「老不死的你說話當心點啊!」一個嘍囉指著老漢說道。
「怎樣啊?!」老漢一摔碗,順手抄起一把菜刀來,「搞我啊?!」
「好了好了……」領頭的老友擺擺手,「我們已經收了保護費,按照規矩不能找他麻煩,今天就只收個「吃麵費」。」
我確實有些不理解。
時代是變了,變得我看不懂了。
收店家保護費我尚能理解,可是「保護」呢?
如今不僅不保護,甚至還準備問食客要錢。
「你們跟誰的?」我問道。
「怎樣啊?要找我大哥?」老友拍了一下桌子,「你算老幾啊?你又是混哪裡的?」
「我混哪裡的?」
聽到這句話我真的坐不住了,旺角是榮爺的地盤,這裡居然有人不識得我嗎?
見到我要起身,滾友亮趕忙攔住我:「別別別.….…勁哥,交給我,我能處理!」
只見他從口袋裡掏出一把零錢,數出二百塊,交給了對方。
「各位大哥見諒,我們吃完就走啦!」
老友收了錢,笑眯眯的拍了拍滾友亮的臉:「識相啊!」
我自知出來不足三個小時,還是不要惹事的好,況且強龍不壓地頭蛇,所以並未阻攔滾友亮,只能由他去吧。

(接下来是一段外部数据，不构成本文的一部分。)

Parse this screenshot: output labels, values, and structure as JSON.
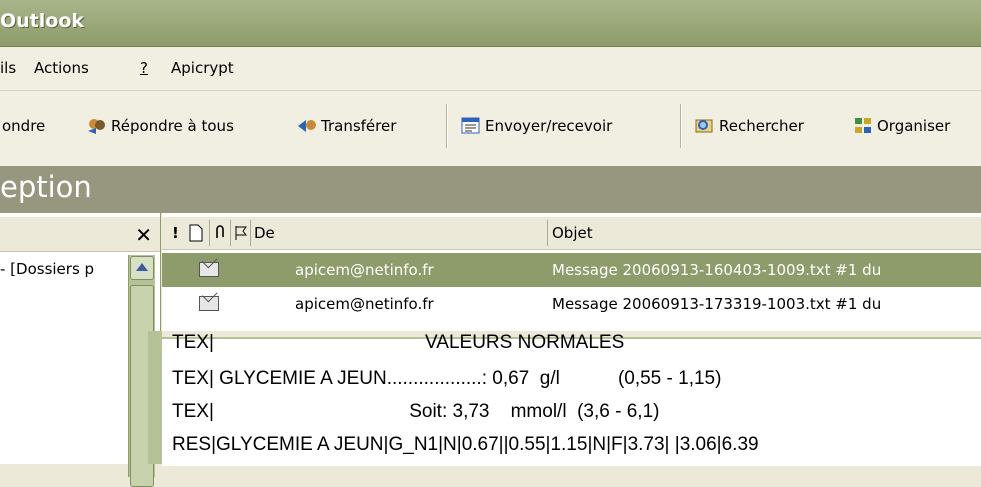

可誰知那老友收了錢並未走,又開口說道:「飲湯費呢?你們不僅吃了面,還飲了湯,飲湯費每人五百。」
「啊..…?」滾友亮賠笑道,「大哥,我們哪有那麼多錢啊,能不能給個面子啊......下次收?」
我將筷子放下,緩緩站起身來,眼下的情況已經不是滾友亮能處理的了。
「勁哥勁哥!」滾友亮走過來拉住我,「我能處理...」
「做什麼?要動手?」老友將滾友亮推到一邊,對我說道,「看你的眼神像是不服啊。」
「店家,一張桌椅多少錢?」我問。
「看你怎麼用了。」老漢說道,「你自己撞壞的收一萬,那四個雜種撞壞的不要錢。」
「那你可能要虧了。」
我根本沒有料到放倒這幾個人竟然只用了十秒。
不,確切來說是八秒半。
他們看起來像是從未經歷過幾十個人廝殺的實戰,難道這個時代只需要唬人就可以賺錢嗎?
「大哥……別打了……」老友哀嚎著向我求饒,「我錯了……你到底是哪條道上的.....」
「我不管你們是誰的人,告訴你們大哥,缽蘭街阿勁回來了,有什麼問題讓他親自跟我談,我照單全收。」
我看到滾友亮聽到這句話後立刻露出慌亂的表情,我腦子不聰明,不知道他在想什麼。
「阿勁……」老友聽後愣了半天,「你是賭鬼榮手下的那個四二六紅棍?」
他的臉上露出了意味深長的表情,隨即一句話未說,和其餘幾人站起來跑走了。
「勁哥...…慘了……」滾友亮著急的看了看那幾人跑走的方向,回頭對我說道,「你回來的訊息瞞不住了,快去大陸避一避吧!」
「避?」我十分不理解,「我有什麼可避的?帶我去見榮爺。」
難道我替榮爺蹲苦窯,蹲出罪過來了?
我太笨了,根本想不通其中的緣由。,
「你見不了榮爺了!」滾友亮著急的說,「勁哥,榮爺拿了幫裡的錢,和九哥一起跑路了!」
「什麼?」這句話像晴天霹靂一般炸入我的腦海,「榮爺偷了幫裡的錢?」
「榮爺拿了二百萬,現在全幫都在追殺他!」
聽到這句話,我慢慢的坐了下來。
鬼扯。
九仔和榮爺在一起,怎麼會做出這麼傻的事情?
從我小時候起,榮爺就把一句話掛在嘴邊——「阿勁,阿九,你們一人是拳頭,一人是大腦,對我來說缺一不可。」